Restoring Debezium type safety by using schema registry
Generally speaking, the Redis Stream consumer side is trivial enough that we won’t discuss it here. The only issue we have to deal with is schema inference.
1. Send schema with every payload
Indeed, this might seem like the most straighforward solution. However, it has two major downsides:
- By design, you will have a dynamic API. This prevents clients from generating type-safe schema beforehand. This might not be a downside, though, when the schema is bound to frequent change.
- The schema will most likely constitute the largest part of any message in the stream, which might be a consideration when it comes to infrastructure cost, if your throughput is expected to be high.
2. Send a reference type and use Schema Registry
We won’t discuss it in great detail here.
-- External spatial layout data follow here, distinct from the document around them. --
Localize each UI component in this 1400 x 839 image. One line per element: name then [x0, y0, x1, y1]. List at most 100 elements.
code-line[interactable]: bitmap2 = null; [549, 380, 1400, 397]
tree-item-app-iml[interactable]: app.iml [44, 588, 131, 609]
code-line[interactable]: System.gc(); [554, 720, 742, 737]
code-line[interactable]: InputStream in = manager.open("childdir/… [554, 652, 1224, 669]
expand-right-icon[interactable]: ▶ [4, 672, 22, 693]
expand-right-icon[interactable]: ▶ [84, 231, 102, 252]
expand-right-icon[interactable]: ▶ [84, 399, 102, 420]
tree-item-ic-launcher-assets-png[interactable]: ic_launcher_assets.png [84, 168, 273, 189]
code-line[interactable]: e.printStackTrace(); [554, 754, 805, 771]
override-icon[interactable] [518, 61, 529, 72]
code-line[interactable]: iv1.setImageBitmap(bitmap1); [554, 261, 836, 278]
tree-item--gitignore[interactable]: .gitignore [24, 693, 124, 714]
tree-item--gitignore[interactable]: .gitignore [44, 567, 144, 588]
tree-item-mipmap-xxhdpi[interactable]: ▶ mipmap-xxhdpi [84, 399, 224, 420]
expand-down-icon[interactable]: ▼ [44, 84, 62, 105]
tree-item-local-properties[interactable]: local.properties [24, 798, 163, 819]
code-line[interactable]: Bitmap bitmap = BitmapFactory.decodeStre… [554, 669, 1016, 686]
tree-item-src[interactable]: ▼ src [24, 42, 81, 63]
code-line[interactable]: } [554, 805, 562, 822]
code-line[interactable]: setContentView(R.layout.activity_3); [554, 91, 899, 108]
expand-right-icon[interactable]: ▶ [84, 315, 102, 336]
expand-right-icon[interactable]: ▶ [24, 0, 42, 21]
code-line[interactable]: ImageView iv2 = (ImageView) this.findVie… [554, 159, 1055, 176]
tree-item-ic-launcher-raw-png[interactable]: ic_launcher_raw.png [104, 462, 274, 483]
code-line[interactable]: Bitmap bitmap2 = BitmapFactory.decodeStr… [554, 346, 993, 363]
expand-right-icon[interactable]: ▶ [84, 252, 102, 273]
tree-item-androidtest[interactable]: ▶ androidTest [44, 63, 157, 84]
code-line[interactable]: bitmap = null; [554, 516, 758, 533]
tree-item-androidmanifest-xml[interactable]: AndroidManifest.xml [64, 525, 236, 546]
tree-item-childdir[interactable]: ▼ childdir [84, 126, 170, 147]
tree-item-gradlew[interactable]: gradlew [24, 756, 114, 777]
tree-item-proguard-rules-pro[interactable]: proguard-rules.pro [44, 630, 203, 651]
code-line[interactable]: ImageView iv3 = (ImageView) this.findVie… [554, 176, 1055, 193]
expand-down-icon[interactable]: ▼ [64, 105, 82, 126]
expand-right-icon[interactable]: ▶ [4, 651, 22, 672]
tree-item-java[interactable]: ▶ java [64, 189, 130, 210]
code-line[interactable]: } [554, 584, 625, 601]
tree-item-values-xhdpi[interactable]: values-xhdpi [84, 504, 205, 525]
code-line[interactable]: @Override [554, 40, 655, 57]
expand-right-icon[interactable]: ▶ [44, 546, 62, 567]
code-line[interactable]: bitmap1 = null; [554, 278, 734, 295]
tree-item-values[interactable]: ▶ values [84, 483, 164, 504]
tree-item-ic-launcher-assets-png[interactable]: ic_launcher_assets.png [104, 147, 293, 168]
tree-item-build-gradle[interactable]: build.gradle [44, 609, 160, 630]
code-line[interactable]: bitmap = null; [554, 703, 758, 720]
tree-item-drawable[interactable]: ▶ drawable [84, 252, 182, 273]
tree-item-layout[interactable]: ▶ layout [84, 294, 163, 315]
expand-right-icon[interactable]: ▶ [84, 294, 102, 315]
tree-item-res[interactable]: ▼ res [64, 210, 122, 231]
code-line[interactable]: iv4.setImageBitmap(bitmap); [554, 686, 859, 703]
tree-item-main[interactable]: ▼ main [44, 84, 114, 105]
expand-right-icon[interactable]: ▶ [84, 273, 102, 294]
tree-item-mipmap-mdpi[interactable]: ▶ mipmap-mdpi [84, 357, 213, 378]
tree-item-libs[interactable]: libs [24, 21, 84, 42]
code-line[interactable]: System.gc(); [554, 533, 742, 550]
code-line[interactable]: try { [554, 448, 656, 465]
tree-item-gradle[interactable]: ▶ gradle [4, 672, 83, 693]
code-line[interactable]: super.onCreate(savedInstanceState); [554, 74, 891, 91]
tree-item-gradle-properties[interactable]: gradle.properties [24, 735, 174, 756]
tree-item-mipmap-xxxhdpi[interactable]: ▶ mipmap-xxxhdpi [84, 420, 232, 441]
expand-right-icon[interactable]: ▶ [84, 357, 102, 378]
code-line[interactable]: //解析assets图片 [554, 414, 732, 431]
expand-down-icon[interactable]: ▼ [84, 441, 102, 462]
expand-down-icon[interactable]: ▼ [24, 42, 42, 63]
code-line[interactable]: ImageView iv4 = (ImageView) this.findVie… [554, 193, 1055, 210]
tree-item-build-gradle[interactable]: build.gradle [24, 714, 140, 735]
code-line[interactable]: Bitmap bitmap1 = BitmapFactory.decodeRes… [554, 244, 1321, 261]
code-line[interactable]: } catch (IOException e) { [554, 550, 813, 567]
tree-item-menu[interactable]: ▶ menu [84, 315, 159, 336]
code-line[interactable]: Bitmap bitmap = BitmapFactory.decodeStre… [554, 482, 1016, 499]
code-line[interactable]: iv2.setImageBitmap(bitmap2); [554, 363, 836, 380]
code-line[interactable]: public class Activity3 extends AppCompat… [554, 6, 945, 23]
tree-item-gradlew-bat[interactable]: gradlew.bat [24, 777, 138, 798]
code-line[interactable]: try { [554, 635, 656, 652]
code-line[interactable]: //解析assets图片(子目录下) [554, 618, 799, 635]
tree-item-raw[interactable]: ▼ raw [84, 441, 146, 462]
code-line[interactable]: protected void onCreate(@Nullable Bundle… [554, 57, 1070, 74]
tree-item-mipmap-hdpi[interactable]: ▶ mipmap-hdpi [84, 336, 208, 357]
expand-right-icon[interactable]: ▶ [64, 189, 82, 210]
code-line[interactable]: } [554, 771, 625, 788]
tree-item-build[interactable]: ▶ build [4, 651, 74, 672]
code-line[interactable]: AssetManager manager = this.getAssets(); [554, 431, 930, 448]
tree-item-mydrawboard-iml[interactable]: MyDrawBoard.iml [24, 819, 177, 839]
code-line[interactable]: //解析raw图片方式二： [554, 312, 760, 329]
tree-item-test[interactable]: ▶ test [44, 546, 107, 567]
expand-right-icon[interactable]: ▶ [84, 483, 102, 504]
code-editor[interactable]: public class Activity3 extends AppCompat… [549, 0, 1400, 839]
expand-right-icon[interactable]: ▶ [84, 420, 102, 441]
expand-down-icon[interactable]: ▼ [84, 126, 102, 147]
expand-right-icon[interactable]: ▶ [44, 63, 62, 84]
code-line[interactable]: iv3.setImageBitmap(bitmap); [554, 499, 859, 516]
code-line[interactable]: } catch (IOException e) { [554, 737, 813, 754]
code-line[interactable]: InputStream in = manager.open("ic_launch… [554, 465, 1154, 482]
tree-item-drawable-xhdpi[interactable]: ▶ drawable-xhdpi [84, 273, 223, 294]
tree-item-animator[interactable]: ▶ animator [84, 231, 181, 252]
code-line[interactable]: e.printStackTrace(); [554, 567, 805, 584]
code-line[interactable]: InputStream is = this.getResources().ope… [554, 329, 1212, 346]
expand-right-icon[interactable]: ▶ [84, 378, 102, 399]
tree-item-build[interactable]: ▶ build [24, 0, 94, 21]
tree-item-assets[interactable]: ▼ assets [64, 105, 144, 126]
The main idea is to have a schema registry of types from which the client can generate types in advance.
You could use Apicurio for that as it integrates nicely with Debezium but any schema registry will do (even static git repository might be more than enough).
In Apicurio, our HiveEstablished
type might be available on this resource:
1
GET /v3/groups/cz.beehive.control/artifacts/HiveEstablished/versions/1.1.0
which goes nicely with the payload we designed for Redis Streams.
As of May 2025, the downside of this approach is that async API generators are sparse and not as well maintained as, say, OpenAPI generators. There is indeed an AsyncAPI initiative, so you might want to also check it out. The Apache AVRO format is also a suitable option if you want to only define types.
3. Hybrid between 1. and 2.
As a part of a Redis Stream message, you could also send a type reference, alonside with its version, and dynamically fetch the schema in runtime and deserialize it this way.
This concludes our series. Happy software engineering!
Summary
- Include the full schema with each message (simple but verbose);
- Use a schema registry to store and reference schemas (efficient but requires infrastructure);
- Use a hybrid approach sending type references with messages that consumers can use to fetch schemas dynamically.